Joindre la conversation

  1. Hi Oliver,

    Congrats on your award. I love your website. I always point out to inoculation skeptics that a hundred years ago an outbreak of diphtheria could kill almost all the children in a town.

    A buddy of mine recommended the movie Game Changers on Netflix.. It’s thesis is that eating meat is bad for you. We should all be Vegans. I’d love to know your opinion. Incidentally, both my kids are vegetarian and my daughter-in-law is Vegan.

    I’m a 75 year old living in Ottawa taking pills for high blood pressure and high cholesterol. I don’t eat much meat but I do eat a fair amount of cheese. Do you think it would help if I stuck to veggies, fruit, nuts and beans?

    • Hi Bill!

      Thanks so much for the nice words and for your message! What you are asking about here is actually one of my favorite topics, and I’ve worked on it quite a bit in the last 2 years.

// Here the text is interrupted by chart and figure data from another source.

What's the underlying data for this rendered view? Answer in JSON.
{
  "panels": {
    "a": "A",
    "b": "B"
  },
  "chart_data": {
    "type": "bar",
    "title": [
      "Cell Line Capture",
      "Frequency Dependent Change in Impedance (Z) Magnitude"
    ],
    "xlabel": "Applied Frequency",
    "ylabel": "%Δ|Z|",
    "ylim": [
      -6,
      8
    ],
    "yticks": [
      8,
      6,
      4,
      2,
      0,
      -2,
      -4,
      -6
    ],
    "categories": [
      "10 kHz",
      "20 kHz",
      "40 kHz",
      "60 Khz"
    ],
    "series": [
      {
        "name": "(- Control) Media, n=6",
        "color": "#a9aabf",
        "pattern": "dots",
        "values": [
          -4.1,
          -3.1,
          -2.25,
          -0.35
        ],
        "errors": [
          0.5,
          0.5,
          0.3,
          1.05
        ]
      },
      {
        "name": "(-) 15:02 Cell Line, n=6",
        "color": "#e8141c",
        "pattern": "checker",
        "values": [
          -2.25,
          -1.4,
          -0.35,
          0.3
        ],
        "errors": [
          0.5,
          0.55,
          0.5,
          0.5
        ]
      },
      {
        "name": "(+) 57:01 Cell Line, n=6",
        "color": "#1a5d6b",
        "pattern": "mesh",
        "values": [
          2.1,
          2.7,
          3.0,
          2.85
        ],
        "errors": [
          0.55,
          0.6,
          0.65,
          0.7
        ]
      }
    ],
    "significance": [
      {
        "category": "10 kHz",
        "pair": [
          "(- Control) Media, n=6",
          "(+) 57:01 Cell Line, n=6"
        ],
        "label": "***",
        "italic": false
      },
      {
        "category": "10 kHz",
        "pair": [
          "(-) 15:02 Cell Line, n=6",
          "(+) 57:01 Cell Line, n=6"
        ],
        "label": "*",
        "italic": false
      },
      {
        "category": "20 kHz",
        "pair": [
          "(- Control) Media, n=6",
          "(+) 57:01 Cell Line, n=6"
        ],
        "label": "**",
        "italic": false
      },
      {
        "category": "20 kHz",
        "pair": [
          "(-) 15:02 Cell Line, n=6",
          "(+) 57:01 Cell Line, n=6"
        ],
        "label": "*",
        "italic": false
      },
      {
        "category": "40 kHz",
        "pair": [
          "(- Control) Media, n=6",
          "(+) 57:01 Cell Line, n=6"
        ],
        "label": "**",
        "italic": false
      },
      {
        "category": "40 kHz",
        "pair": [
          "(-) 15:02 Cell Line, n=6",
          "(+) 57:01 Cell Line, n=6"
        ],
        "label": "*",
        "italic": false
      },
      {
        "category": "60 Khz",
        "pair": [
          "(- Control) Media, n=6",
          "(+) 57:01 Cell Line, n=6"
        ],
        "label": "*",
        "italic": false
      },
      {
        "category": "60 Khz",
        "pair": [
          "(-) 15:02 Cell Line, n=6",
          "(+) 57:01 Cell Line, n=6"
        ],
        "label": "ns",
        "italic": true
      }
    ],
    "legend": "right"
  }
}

      Yes, I’ve heard about « Game Changers ». I haven’t seen it yet, but I’ve seen most of the other major vegan documentaries, like « Forks over Knives », « What the Health » and such. Now here’s the thing: I’m vegetarian myself, mostly for reasons related to animal ethics, but also for environmental issues. And yet, I would never recommend any of those documentaries, because health-wise they’re not reliable. And they’re making extravagant claims that are not backed by science.

      Some people within the vegan community, unfortunately, like to pretend that animal products are « bad for you », as you say, or even « toxic ». That’s not quite right. What we know for sure, scientifically, is that the type nutrition associated with the best health outcomes is plant-rich, or plant-based, which means that most of what we eat should be plants: fruits, vegetables, legumes, beans, soy, vegetable oils, nuts, whole grains, etc. This is supported by a fairly strong scientific consensus. However, there is no reason to believe that a healthy diet may include a low to moderate intake of meat and dairy.

      So in a nutshell, the dietary advice we can provide right now on a scientific point of view is pretty simple:
      1. Eat tons of / a variety of whole foods that are plants.
      2. Avoid ultra-processed (i.e. junk) foods as much as possible.
      3. Cook you own food at home whenever you can.

      All that being said, I think there are justifiable reasons to stop eating meat products altogether, especially animal ethics. And on an environmental point of view, beef is the main offender. But health-wise, I believe that reducing meat & dairy intake is the goal we should collectively strive for. And interestingly, « meat reducers » (flexitarians) are the fastest growing segment of the population in Western countries right now; not vegetarians or vegans. In other words, we need to be realistic in our approach: not everyone is willing to stop eating animal products, but anyone can eat less of them and introduce other types of proteins in their diet (beans & tofu in particular, which are amazing).

      Lastly, I recommend consulting a registered dietitian before making significant changes in one’s diet, or simply to have an idea of the quality of one’s diet. I’ve seen many people around me becoming vegetarian or vegan, and they started eating mostly plant-based junk food… this is worst for your health than being an omnivore with a good diet!